Greg Dulli Gets His Freak (and His Creep) On

by Ezra Ace Caraeff

The Twilight Singers

Sun Nov 30

Berbati's

As the one time singer of The Afghan Whigs, Greg Dulli never really fit the roll of Grunge Frontman. Always more Al Green than Layne Staley, Dulli found himself in the odd position of being a soulful singer fronting a '90s alternative rock band. The Whigs were way too intelligent and dangerous to be involved in that drab scene, but they did their part, released some powerful records and then called it a day, leaving Dulli to discover his place in the post-grunge world that soon forgot him. He opened a hipster bar in L.A., gave interviews in which he chatted only about Mary J. Blige, and released a lopsided Twilight Singers debut that got him dropped from Columbia Records. But through all these years of downtime, Dulli never really disappeared; he clung to the pop culture radar by just being himself--the creepy singer with the million-dollar voice. Everyone knew he would return; it was just a matter of when.

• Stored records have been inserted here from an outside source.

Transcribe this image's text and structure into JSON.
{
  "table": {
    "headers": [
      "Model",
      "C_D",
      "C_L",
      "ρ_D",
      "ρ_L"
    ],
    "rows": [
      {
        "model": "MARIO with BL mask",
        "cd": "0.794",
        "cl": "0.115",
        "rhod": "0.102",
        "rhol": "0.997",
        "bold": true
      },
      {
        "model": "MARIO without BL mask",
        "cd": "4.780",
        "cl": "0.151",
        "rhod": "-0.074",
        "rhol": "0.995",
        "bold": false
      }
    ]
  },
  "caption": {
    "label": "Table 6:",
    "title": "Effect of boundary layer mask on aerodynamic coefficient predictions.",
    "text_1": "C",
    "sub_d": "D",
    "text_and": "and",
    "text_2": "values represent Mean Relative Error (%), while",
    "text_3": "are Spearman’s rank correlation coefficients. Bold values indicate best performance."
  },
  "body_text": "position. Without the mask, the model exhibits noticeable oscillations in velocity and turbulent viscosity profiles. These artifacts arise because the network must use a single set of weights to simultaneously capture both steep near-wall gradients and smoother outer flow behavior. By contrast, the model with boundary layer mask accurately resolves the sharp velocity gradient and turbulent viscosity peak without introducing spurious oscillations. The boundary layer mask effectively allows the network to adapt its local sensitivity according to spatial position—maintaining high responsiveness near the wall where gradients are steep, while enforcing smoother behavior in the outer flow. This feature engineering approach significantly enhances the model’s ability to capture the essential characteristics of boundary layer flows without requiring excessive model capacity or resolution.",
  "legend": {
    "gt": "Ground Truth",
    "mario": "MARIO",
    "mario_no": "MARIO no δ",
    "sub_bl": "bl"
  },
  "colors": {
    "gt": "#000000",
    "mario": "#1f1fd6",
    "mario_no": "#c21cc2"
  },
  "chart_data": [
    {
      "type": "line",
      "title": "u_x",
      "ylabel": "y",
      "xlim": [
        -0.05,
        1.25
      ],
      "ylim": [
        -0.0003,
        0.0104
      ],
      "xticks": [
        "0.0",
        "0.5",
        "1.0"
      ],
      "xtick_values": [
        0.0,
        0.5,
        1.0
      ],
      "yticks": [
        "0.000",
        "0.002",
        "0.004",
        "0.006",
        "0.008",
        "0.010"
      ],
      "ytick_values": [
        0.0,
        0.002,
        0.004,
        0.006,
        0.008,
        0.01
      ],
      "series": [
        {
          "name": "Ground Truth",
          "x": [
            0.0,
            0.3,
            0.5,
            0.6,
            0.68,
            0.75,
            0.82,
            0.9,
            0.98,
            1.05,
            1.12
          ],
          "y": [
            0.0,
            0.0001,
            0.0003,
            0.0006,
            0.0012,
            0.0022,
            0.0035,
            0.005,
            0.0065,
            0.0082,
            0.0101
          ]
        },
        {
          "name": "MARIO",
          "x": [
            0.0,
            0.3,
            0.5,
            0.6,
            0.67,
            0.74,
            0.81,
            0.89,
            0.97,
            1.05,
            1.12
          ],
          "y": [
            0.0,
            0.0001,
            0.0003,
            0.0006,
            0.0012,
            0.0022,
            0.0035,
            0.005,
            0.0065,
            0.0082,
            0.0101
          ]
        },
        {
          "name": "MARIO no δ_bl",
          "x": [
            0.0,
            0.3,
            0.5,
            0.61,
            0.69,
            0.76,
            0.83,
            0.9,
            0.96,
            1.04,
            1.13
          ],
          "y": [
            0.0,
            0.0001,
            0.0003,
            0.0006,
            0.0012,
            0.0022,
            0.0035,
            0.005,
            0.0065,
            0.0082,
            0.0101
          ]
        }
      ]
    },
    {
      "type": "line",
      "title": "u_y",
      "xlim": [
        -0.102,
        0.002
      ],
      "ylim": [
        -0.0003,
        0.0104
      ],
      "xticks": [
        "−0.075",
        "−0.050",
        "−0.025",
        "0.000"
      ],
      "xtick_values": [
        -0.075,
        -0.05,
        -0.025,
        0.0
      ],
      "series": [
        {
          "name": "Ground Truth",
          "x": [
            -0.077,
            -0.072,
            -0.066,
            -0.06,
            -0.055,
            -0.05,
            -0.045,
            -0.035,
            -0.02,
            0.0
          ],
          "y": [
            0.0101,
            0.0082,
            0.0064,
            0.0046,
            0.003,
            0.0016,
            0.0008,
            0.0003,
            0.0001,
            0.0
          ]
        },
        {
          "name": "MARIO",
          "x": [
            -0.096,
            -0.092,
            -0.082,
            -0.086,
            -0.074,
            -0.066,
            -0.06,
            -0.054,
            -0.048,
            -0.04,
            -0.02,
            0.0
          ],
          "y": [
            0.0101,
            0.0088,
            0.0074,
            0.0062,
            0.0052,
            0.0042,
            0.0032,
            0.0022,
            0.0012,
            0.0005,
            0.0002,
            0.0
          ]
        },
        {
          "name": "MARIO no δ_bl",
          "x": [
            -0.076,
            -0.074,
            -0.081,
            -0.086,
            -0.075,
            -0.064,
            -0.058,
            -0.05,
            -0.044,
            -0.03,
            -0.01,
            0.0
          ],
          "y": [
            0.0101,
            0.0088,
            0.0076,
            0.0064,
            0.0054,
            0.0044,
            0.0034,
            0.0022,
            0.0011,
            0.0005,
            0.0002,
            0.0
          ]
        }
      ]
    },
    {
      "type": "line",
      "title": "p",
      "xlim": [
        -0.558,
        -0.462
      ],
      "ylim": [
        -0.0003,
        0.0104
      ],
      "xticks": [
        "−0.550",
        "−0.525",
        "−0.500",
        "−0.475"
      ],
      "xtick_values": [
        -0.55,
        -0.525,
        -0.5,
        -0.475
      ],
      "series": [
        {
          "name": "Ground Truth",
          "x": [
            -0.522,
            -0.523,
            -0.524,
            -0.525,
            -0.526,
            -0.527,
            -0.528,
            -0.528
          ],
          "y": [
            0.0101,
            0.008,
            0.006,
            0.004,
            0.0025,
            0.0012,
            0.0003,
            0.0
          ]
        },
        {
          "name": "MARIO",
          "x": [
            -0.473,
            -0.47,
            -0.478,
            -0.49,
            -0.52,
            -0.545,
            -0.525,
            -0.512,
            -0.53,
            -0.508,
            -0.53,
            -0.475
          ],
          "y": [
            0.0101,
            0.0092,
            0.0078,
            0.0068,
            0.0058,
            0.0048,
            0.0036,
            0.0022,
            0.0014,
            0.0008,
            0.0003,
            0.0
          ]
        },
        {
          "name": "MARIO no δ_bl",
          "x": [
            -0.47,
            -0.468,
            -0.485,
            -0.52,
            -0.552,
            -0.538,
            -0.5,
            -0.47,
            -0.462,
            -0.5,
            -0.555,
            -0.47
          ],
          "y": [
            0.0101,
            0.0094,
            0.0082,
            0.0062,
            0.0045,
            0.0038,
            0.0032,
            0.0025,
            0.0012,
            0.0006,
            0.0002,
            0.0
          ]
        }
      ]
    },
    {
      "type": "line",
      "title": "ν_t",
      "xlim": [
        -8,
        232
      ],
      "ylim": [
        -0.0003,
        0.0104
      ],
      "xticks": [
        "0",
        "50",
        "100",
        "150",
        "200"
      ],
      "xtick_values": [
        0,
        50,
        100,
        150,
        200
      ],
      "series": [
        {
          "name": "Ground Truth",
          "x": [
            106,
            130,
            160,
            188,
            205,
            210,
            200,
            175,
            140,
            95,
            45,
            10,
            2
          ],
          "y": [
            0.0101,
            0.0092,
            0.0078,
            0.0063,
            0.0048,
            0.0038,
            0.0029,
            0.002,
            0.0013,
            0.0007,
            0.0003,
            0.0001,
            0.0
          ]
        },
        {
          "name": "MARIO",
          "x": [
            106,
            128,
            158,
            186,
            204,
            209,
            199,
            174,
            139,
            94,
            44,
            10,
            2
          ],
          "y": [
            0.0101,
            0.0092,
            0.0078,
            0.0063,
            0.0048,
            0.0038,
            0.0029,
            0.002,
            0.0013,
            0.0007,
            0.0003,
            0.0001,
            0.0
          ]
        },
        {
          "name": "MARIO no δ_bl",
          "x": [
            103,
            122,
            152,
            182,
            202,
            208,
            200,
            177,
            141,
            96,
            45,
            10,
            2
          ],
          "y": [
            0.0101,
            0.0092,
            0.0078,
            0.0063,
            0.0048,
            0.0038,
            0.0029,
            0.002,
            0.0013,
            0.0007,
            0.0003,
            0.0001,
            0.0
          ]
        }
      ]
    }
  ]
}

Three years later, with the newly formed Twilight Singers, he did return with this year's Black Is the Color of My True Love's Hair EP. The traditional title track, one that Nina Simone made famous years ago, is a dazzling, soulful rendition. It never strays too far from Simone, but it's still sexy enough to be classic Dulli. Later this year, they released Blackberry Belle, a record that centers around Dulli's debaucherous vocals and somber writing. As his sensual voice bounces along with rolling piano, subtle beats and the occasional polite explosion of guitars--Dulli feels relaxed. He's still the same drunken lover in the naugahyde booth at some poorly lit bar he's always been, but this time he's dirtier than before, with each song playing out like a whispered proposition in your ear.

Blackberry Belle can be completely summed up by its opening line, a piano background that's interrupted by the inebriated voice of Dulli as he moans, "Black out the windows/ It's party time." Eventually, distortion kicks in, guitars whirl and the album progresses--Dulli is hurt and Dulli hurts--all of which occur with incredible passion, from a man who's somewhere between a hopeless romantic and a porn star saving it all for the big money shot. You love the man, but you can't trust him. It's nice to know that some things never change.